It highlighted that I find myself in a very strange frame of mind in relation to
these various 'starchitects'. Because they are all so bloody talented at something,
it is all the more offensive how cavalier most of them are.
For instance, Zaha Hadid
hits real high notes for me with work like the Glasgow Riverside Museum ofTransport, where I see a compelling relationship between the brilliant
parametric rationalisation of structure and its potential to accommodate truly
extraordinary spaces. Much more convincing than Gehry's development of the
structures carrying his external forms, being as they are just complicated set
out exercises solved for him by Catia. But then Hadid goes on to be
generally wilful, probably careless, and megalomaniac on the scale of such
buildings as the Tokyo Stadium project. So that if I try to compare Hadid and Gehry, I end up
considering Gehry to be the more consistent architect.

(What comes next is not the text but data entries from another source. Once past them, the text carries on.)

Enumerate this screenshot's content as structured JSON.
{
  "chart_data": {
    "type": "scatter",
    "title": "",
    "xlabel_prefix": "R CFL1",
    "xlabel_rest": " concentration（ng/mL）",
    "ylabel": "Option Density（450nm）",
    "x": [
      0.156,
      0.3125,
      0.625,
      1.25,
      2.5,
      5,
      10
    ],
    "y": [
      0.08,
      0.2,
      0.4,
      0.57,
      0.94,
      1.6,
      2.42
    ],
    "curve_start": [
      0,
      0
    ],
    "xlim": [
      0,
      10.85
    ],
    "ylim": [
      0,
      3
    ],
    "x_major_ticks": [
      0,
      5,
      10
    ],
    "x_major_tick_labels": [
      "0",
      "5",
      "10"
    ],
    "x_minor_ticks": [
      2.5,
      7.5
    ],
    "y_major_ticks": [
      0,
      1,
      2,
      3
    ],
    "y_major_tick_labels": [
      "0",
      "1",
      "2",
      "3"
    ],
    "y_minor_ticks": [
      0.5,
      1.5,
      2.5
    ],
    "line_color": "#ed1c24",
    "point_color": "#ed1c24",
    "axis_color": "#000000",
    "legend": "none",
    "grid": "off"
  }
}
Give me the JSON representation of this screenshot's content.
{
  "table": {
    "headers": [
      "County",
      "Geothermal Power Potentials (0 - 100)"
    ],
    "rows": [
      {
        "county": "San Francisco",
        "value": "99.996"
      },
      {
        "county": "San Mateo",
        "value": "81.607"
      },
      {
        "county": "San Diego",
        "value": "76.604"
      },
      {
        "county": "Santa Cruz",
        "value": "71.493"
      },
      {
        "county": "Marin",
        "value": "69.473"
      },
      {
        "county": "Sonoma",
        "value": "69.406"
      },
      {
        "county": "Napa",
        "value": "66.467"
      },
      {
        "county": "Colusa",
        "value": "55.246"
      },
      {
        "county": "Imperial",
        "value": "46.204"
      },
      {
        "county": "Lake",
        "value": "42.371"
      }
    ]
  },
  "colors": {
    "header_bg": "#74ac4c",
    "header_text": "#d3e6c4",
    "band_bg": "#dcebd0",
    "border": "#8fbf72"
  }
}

Of course, these kinds of comments,
that can be made about Gehry, Hadad, Vinoly and their like (and even, ironically,
about Calatrava) tend to confirm my admiration for Foster, and perhaps
Piano. Why?
Everything is a matter of bias. What I see as connecting
threads to emphasize in discussing buildings, in the end give away
the value system I inherited as an undergraduate. I studied in the late 60's, the tail end of
modernism. Which biases I obviously still carry. For instance, it doesn't matter how hard I tried along the way to give equal weight
to such ideas as highly redundant structures, when even the structural
engineers woke up to the idea that ‘structural honesty’ is an unnecessary bit
of baggage. I still value more a piece of elegant structural determinism.
I believe as an un-negotiable condition of criticism that the critic should always declare their biases. So there: I am something of an un-reconstructed modernist.